Which, if true, means at least *that* much of the defense infrastructure is not yours until you invest in rebuilding it. The basic garrison provided by the capital building is more likely to still be there for you, for whatever it's worth.

Also, how are you letting random armies run around your new territory? It takes all of one corvette hanging above a planet to stop infinite assault armies getting to it.

Does anyone actually do that?
I've yet to bother in any of the games I've played, and I've yet to see it done in any of the streams or youtube videos I've watched.

That's by Orbital Bombardment.
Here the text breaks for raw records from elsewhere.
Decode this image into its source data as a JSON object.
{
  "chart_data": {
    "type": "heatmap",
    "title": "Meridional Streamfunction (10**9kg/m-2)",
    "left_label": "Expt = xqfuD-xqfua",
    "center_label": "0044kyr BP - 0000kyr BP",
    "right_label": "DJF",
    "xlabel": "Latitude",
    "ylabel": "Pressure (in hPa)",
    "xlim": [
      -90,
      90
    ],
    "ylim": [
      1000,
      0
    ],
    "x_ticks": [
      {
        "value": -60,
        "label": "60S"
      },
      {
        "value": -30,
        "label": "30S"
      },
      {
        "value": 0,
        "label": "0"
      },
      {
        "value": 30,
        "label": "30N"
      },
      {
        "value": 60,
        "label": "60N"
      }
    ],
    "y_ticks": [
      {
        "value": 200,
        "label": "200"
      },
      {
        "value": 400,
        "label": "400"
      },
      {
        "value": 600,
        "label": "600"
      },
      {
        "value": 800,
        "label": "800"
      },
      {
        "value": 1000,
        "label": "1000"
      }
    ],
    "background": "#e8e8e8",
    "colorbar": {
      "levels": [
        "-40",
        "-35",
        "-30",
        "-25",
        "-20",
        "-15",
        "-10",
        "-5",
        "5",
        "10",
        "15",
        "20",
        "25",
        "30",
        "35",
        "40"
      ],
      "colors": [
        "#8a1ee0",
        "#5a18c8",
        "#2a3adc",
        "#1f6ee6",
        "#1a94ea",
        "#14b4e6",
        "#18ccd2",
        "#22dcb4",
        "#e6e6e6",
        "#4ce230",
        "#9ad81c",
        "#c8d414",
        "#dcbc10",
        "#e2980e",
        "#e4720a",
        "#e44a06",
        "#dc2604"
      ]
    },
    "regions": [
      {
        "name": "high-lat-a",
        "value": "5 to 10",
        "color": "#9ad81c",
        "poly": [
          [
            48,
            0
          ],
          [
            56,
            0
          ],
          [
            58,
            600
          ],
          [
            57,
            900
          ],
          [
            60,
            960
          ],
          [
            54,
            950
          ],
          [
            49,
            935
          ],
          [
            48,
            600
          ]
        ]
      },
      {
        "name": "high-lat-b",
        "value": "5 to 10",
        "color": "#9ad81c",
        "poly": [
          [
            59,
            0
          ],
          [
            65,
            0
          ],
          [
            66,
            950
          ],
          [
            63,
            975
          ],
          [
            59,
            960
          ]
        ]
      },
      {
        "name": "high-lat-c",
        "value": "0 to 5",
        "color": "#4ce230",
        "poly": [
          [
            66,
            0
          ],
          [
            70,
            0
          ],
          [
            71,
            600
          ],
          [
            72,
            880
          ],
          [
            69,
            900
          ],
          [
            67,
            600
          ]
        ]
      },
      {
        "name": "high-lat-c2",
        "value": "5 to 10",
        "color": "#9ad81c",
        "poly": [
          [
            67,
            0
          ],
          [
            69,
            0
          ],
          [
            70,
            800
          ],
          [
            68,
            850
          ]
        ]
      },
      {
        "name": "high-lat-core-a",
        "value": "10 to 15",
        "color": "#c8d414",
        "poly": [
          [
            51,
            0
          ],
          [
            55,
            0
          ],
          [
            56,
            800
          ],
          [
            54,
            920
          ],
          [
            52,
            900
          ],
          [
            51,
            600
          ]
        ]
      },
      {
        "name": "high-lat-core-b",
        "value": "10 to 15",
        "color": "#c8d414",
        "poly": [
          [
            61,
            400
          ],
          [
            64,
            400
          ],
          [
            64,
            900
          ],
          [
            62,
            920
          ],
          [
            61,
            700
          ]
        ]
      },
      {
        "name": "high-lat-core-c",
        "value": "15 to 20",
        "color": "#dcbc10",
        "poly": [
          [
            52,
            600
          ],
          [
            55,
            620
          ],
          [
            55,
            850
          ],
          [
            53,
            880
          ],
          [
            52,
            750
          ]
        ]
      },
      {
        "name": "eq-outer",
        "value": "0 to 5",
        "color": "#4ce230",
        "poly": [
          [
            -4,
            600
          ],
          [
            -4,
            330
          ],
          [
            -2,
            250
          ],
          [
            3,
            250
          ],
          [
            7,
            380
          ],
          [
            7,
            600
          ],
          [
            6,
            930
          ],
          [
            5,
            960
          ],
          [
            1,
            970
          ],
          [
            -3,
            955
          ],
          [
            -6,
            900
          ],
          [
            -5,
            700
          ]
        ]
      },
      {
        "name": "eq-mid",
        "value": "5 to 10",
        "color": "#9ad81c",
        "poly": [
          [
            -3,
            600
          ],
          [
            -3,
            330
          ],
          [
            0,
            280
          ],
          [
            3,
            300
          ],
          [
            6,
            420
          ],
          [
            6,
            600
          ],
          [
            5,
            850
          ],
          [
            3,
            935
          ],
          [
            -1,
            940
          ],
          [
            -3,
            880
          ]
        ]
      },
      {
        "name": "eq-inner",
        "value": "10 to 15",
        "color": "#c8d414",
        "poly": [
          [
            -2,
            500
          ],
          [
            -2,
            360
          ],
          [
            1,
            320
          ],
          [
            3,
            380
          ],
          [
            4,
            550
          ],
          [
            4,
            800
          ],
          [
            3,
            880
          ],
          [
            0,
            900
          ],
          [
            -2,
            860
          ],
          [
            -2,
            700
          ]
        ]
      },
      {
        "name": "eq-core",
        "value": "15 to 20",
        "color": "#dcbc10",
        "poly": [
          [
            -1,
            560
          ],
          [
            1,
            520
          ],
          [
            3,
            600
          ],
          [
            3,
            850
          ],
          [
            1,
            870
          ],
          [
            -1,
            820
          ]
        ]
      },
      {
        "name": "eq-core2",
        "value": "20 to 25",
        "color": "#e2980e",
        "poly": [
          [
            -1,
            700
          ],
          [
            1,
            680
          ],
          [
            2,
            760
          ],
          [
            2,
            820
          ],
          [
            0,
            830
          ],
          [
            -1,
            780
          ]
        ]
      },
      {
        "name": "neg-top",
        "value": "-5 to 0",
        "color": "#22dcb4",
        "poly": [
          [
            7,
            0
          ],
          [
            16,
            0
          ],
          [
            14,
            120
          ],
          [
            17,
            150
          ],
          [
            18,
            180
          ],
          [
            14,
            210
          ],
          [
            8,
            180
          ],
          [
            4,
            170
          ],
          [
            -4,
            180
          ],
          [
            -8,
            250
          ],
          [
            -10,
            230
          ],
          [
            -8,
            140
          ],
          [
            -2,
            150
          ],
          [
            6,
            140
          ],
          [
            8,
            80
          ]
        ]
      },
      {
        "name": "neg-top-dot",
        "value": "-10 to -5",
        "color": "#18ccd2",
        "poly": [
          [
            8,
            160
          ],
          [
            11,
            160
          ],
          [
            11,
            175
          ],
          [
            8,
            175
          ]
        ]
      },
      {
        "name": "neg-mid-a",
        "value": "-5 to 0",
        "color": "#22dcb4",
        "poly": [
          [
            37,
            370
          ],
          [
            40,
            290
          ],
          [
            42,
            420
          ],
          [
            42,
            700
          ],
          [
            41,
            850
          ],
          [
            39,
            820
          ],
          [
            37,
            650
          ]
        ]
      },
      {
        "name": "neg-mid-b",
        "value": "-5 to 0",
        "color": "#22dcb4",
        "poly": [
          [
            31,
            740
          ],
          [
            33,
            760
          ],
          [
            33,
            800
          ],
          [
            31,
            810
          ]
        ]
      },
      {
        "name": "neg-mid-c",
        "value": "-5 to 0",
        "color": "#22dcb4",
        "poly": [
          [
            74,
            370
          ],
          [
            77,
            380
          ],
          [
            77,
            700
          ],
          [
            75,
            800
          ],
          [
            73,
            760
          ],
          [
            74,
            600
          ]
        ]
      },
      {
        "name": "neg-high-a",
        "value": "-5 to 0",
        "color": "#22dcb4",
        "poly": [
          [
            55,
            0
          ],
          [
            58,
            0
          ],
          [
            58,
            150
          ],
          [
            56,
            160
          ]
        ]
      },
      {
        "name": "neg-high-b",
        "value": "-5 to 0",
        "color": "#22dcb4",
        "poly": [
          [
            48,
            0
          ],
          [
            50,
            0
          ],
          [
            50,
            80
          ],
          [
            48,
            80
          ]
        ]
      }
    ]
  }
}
It actually makes sense technically.

Is it?
The way it's worded suggests to me that they're impervious to Orbital Bombardment *period,* and that even ground troops have to crack the fort before they can damage the troops 'inside' it.

Your interpretation is also plausible, so now I'm not really sure. (FWIW I don't follow twitter at all so if they said something that fits better with how you describe it there then I wouldn't have seen it.)

In this kind of game isn't it really only the numbers that actually matter?

If you're talking 4x in general: not usually. I mean they do always matter to some extent, but they're rarely the only things that actually matter.

If you're talking "Paradox Grand Strategy," I wouldn't know; this is the first and only of their games I've played with.